ALBÜMÜM 5 AYDA 100 BİNE ULAŞTI

Bundan sonraki hedefiniz nedir?
Müzik… Yeni çıkan albümüm Sonra Dersin ki… çok değerli ustalarımızın eserlerini seslendirdim. Benim için çok değerli. Ne mutludur ki dostlarım albüme sahip çıktı ve 5 ayda 100 bine ulaştı. Senede en baba benim diyen albüm 150 bin satıyor. Güzel bir sayıya ulaştık. Çekimlerimiz devam ediyor. 3. Albüm çalışmamı kış döneminin sonunda, bahara gelirken yapacağım
Yılın en iyi erkek solisti Radyo Aydın’dan aldım. Ama en büyük ödülümü halktan aldım.

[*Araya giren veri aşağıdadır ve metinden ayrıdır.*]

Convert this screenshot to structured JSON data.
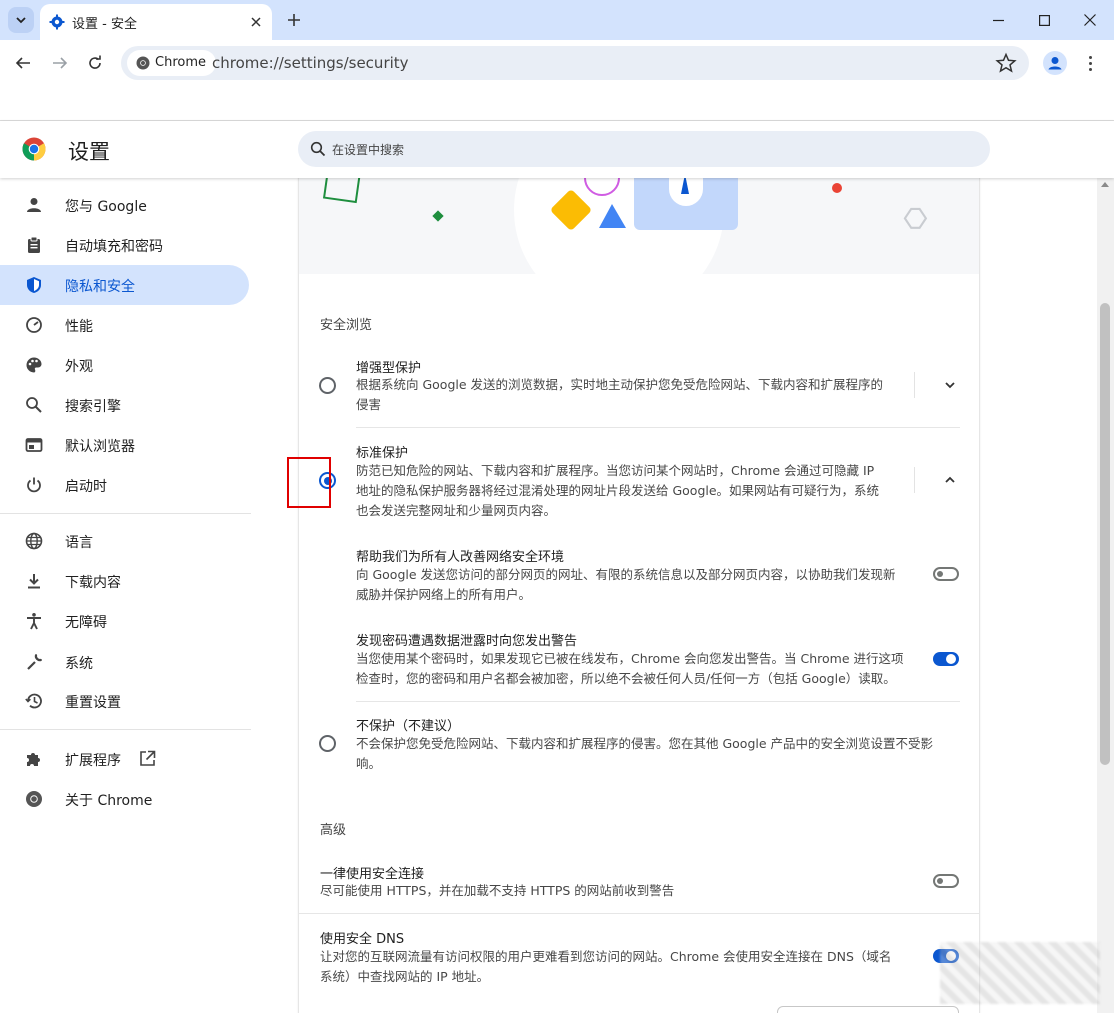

Albümünüzü çıkarırken 100 bine ulaşabileceğini düşündünüz mü?
Arz talep mevzusu. İnternette en çok tıklanan parçaları koyduğumuz için onlar istedi. Hayranların istediği şarkılar… Kıvırcık Ali’nin yanımda sen olmayınca parçasını koymak istedim sadece.

Sokakta çalmayı özlüyor musunuz?

Çok özlüyorum

Sokakta çalarken 5 ev aldığınızı duyduk? Nasıl başardınız?

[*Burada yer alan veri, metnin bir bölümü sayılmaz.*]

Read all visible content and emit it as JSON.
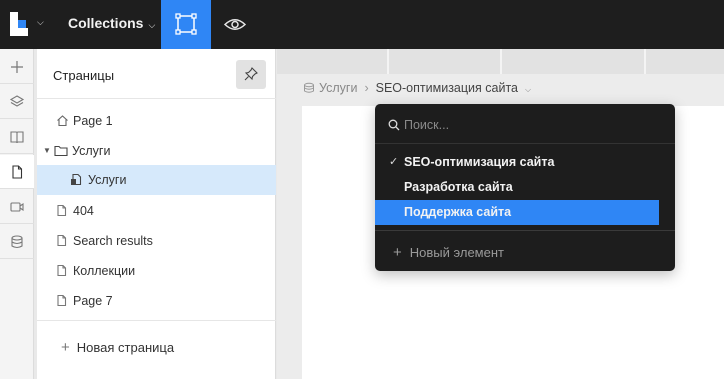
{
  "topbar": {
    "logo": "tilda-logo-icon",
    "logo_menu": "chevron-down-icon",
    "collections_label": "Collections",
    "tools": [
      "select-frame-icon",
      "eye-icon"
    ],
    "accent_color": "#2f86f5"
  },
  "left_rail": {
    "buttons": [
      "plus-icon",
      "layers-icon",
      "book-icon",
      "page-icon",
      "video-icon",
      "database-icon"
    ],
    "active": "page-icon"
  },
  "pages_panel": {
    "title": "Страницы",
    "pin_icon": "pin-icon",
    "items": [
      {
        "label": "Page 1",
        "icon": "home-icon"
      },
      {
        "label": "Услуги",
        "icon": "folder-icon",
        "expanded": true
      },
      {
        "label": "Услуги",
        "icon": "collection-page-icon",
        "selected": true
      },
      {
        "label": "404",
        "icon": "page-icon"
      },
      {
        "label": "Search results",
        "icon": "page-icon"
      },
      {
        "label": "Коллекции",
        "icon": "page-icon"
      },
      {
        "label": "Page 7",
        "icon": "page-icon"
      }
    ],
    "new_page_label": "Новая страница"
  },
  "breadcrumb": {
    "parent": "Услуги",
    "current": "SEO-оптимизация сайта"
  },
  "dropdown": {
    "search_placeholder": "Поиск...",
    "items": [
      {
        "label": "SEO-оптимизация сайта",
        "checked": true
      },
      {
        "label": "Разработка сайта"
      },
      {
        "label": "Поддержка сайта",
        "highlighted": true
      }
    ],
    "new_item_label": "Новый элемент",
    "highlight_color": "#2f86f5"
  }
}
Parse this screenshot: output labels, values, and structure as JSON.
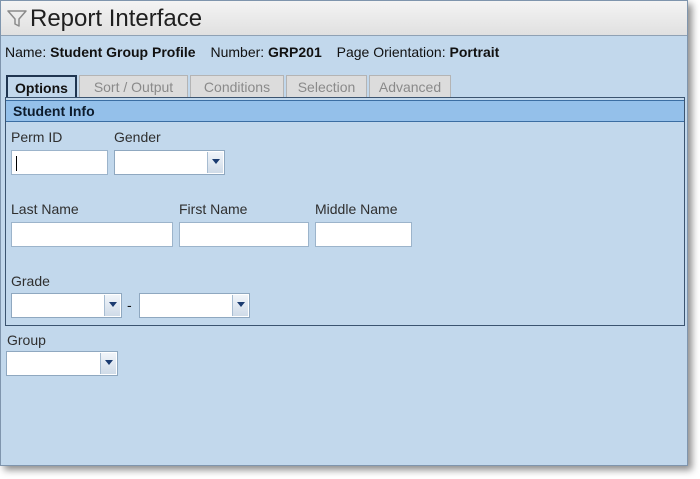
{
  "window": {
    "title": "Report Interface",
    "icon": "filter-icon"
  },
  "info": {
    "name_label": "Name:",
    "name_value": "Student Group Profile",
    "number_label": "Number:",
    "number_value": "GRP201",
    "orientation_label": "Page Orientation:",
    "orientation_value": "Portrait"
  },
  "tabs": [
    {
      "label": "Options",
      "active": true
    },
    {
      "label": "Sort / Output",
      "active": false
    },
    {
      "label": "Conditions",
      "active": false
    },
    {
      "label": "Selection",
      "active": false
    },
    {
      "label": "Advanced",
      "active": false
    }
  ],
  "student_info": {
    "header": "Student Info",
    "perm_id": {
      "label": "Perm ID",
      "value": ""
    },
    "gender": {
      "label": "Gender",
      "value": ""
    },
    "last_name": {
      "label": "Last Name",
      "value": ""
    },
    "first_name": {
      "label": "First Name",
      "value": ""
    },
    "middle_name": {
      "label": "Middle Name",
      "value": ""
    },
    "grade": {
      "label": "Grade",
      "from": "",
      "separator": "-",
      "to": ""
    }
  },
  "group": {
    "label": "Group",
    "value": ""
  },
  "colors": {
    "panel_bg": "#c2d8ec",
    "section_header_bg": "#94c0ea",
    "border": "#3b5470"
  }
}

Küçük, mütevazi 4 ev aldım. 15 yıldır çalışan bir insanım ve çok çalıştım, emek verdim, aldım.

AVCI’DAN HAYRANLARINA BÜYÜK SÜRPRİZ

Tekrardan sokakta çalmayı düşünüyor musunuz?
Evet. Bir sürprizimiz olacak. Geleceğim, başlıyoruz diyeceğim ve çıkıp gideceğim. Tabii nasıl gideceğim o konuda tereddütlerim var (gülüyor) Gitmek konusunda sıkıntım yok ama çıkmak konusu sıkıntılı.

Beste isteyen oldu mu?
Ben bir yorumcuyum. Beste isteyen olursa veririm, alırım, paylaşmayı severim. Burnum havalarda bir adam değilim. Ben bestelerimi hediye ederim. Hakan Altun bana Hain geceler parçasını hediye etti. Albümümün nazar boncuğudur o.

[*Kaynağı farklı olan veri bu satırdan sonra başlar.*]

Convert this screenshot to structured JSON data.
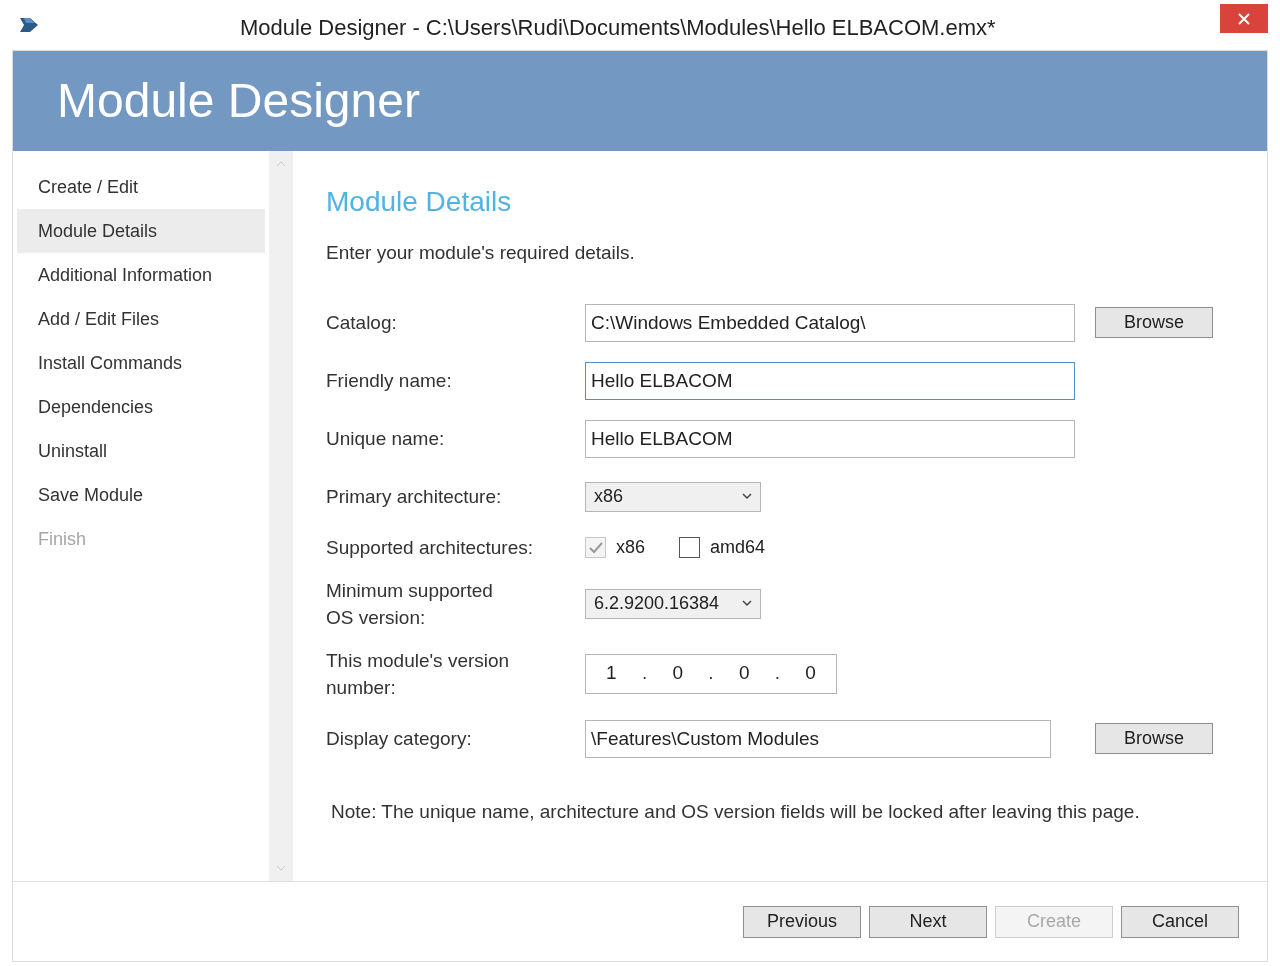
{
  "window": {
    "title": "Module Designer - C:\\Users\\Rudi\\Documents\\Modules\\Hello ELBACOM.emx*"
  },
  "header": {
    "title": "Module Designer"
  },
  "sidebar": {
    "items": [
      {
        "label": "Create / Edit",
        "selected": false,
        "disabled": false
      },
      {
        "label": "Module Details",
        "selected": true,
        "disabled": false
      },
      {
        "label": "Additional Information",
        "selected": false,
        "disabled": false
      },
      {
        "label": "Add / Edit Files",
        "selected": false,
        "disabled": false
      },
      {
        "label": "Install Commands",
        "selected": false,
        "disabled": false
      },
      {
        "label": "Dependencies",
        "selected": false,
        "disabled": false
      },
      {
        "label": "Uninstall",
        "selected": false,
        "disabled": false
      },
      {
        "label": "Save Module",
        "selected": false,
        "disabled": false
      },
      {
        "label": "Finish",
        "selected": false,
        "disabled": true
      }
    ]
  },
  "content": {
    "heading": "Module Details",
    "intro": "Enter your module's required details.",
    "fields": [
      {
        "kind": "text",
        "label": "Catalog:",
        "value": "C:\\Windows Embedded Catalog\\",
        "focused": false,
        "button": "Browse"
      },
      {
        "kind": "text",
        "label": "Friendly name:",
        "value": "Hello ELBACOM",
        "focused": true
      },
      {
        "kind": "text",
        "label": "Unique name:",
        "value": "Hello ELBACOM",
        "focused": false
      },
      {
        "kind": "select",
        "label": "Primary architecture:",
        "value": "x86"
      },
      {
        "kind": "checks",
        "label": "Supported architectures:",
        "options": [
          {
            "label": "x86",
            "checked": true,
            "disabled": true
          },
          {
            "label": "amd64",
            "checked": false,
            "disabled": false
          }
        ]
      },
      {
        "kind": "select",
        "label": "Minimum supported\nOS version:",
        "value": "6.2.9200.16384"
      },
      {
        "kind": "version",
        "label": "This module's version\nnumber:",
        "parts": [
          "1",
          "0",
          "0",
          "0"
        ],
        "separators": [
          ".",
          ".",
          "."
        ]
      },
      {
        "kind": "text",
        "label": "Display category:",
        "value": "\\Features\\Custom Modules",
        "focused": false,
        "button": "Browse"
      }
    ],
    "note": "Note: The unique name, architecture and OS version fields will be locked after leaving this page."
  },
  "buttons": [
    {
      "label": "Previous",
      "disabled": false
    },
    {
      "label": "Next",
      "disabled": false
    },
    {
      "label": "Create",
      "disabled": true
    },
    {
      "label": "Cancel",
      "disabled": false
    }
  ]
}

Koray Avcı, Volkan Konak ile hakkında çıkan haberlere sert cevap verdi!

VOLKAN KONAK’LA KIYASLANAMAM

Volkan Konak ölmeden Koray Avcı’nın ünlü olması ne kadar acımasız gibi sözler dolanıyor internette.. Aslında sizi sevenlerin yanlış betimlemesi de diyebiliriz…

*Volkan Konak benim abimdir. Birinin ölüp birinin ünlü olması kadar acımasız bir şey olamaz. Biz ölen sanatçıları toprağa verdikten sonra yaşatmaya devam ederken, birisinin ölümünü bekleyip ünlü olmak kadar saçma bir düşünce yok. Ağzı olan konuşuyor.

Volkan Konak’ı her zaman arar, hal hatır sorarım. Benim için çok önemli ve dünyada var olması gereken bir ustadır. Kendi tarzında bir ozandır. Mizacı, sahne anlayışı kabaredir. Benim de kabaredir. Ben de tiyatral bir sahne yapıyorum. Bunu Volkan abi de ben de başkası da yapabilir. Benzerlik değil böyle bir şey de mümkün değil. Benim müzik anlayışım farklı, yaşam tarzımız farklı, hepimizin farklı. Ortak paydamız var; özgün, muhabbet, yöresel ağız. O Karadeniz ben İç Anadolu. Unutmayın arkadaşlar ben 1.5 senelik adamım Volkan Konak ise 30 yıllık bir sanatçı. Onunla benim kıyaslanmam bile çok büyük bir hadsizlik.

Herkes sizi dinlerken efkarlanıyor, üzülüyor, seviniyor değişik duygulara giriyorlar. İnsanlara bunu hissettirmek nasıl bir duygu?

Ben de efkarlanıyorum. Ben ağlak bir adam değilimdir ama sahnede çok ağlarım. İnsanların hayatlarında var olmak ne güzel. Bir buçuk senede bu kadar insana ulaşmak ve sevilmek ne güzel bir duygudur. Ve bu sevgiyi başımın üzerinde taşıyorum. Mutluyum, kafamı yastığa koyduğumda huzurla koyuyorum. Sağıma soluma döndüğümde beni koruyan gözler görüyorum beni koruyan ben seven…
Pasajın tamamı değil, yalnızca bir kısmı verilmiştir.